South Carolina employers should see their workers’ compensation premiums go down this year since regulators have approved an average 7.4 percent decrease in the state’s loss costs.
Director of Insurance Ray Farmer approved the new rates, which are scheduled to take effect Sept. 1.
Farmer said the decrease is welcome, especially after two years of modest rate increases.
“We’ve had a good sign when it comes to frequency and severity and this is another positive for businesses in South Carolina,” said Farmer.
In 2012 , loss cost rates increased by three percent and last year they went up 1.1 percent.
The National Council on Compensation Insurance (NCCI) filed for the decrease. The filing is based on premium and loss experience for policy years 2010 and 2011 and experience for each of these policy years is more favorable than policy year 2009, according to NCCI.
The loss cost portion of the rates reflects only the benefits paid by insurers for medical and wage loss. Each insurer determines its own rates by adding loss experience, administrative costs and profit and contingency factors.
The NCCI filing identified a minus 7.5 percent in experience and trend, a plus 0.3 percent in benefits and a minus 0.2 percent reduction in loss adjustment expenses.
That experience translated into a minus 8.7 percent drop in loss costs for manufacturing classes, a minus seven percent reduction for contracting classes and a 9.7 percent drop for office and clerical classes. Goods and services classes will see a 6.1 percent reduction and miscellaneous classes, a 6.4 percent drop.
NCCI said that an increase in premium volume, improvement in the state’s combined ratio and a stable claim frequency also contributed to the filing.
“The observed trend in South Carolina claim frequency has been relatively flat over the most recent six-to-seven-year time period,” said NCCI.
An increase in premium volume is one sign that South Carolina is emerging from the 2007-2008 recession.
In 2007, insurers reported total direct written premium of $799 million. That dropped to $533 million in 2010 before starting to grow again. In 2013, premium volume is expected to reach $663 million, which is starting to mirror pre-recession numbers.
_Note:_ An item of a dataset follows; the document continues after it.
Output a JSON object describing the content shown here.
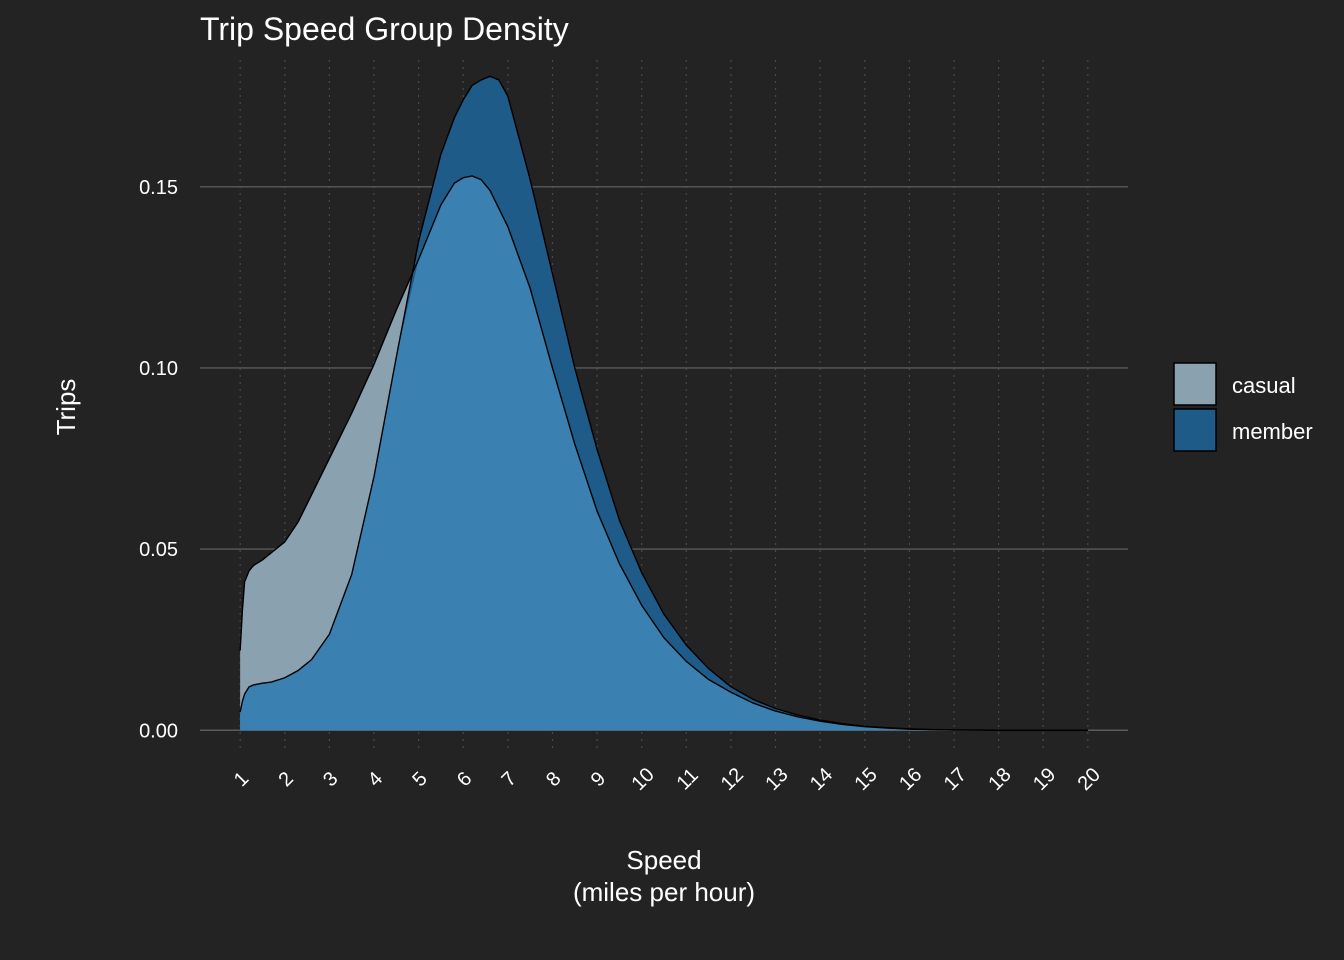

South Carolina’s accident year combined ratio has also dropped precipitously. After registering a high of 117 percent in 2010, the ratio fell to 102 percent in 2012.
The state’s claim frequency has stabilized at 18 claims per $1 million of premium.
Also driving the overall loss cost decrease are relatively small changes in wage loss and medical costs. In 2011, the average loss-time claim declined by 3.8 percent to $29,000 per claim while medical cost inched up just 1.9 percent to $23,000 per claim.
According to the Department of Insurance, there are currently 288 insurers offering workers’ compensation in the state. Liberty Mutual leads the way with 12 percent of the market, followed by Hartford Insurance Group, (9 percent), AIG and Travelers (6 percent each) and Zurich American (5 percent).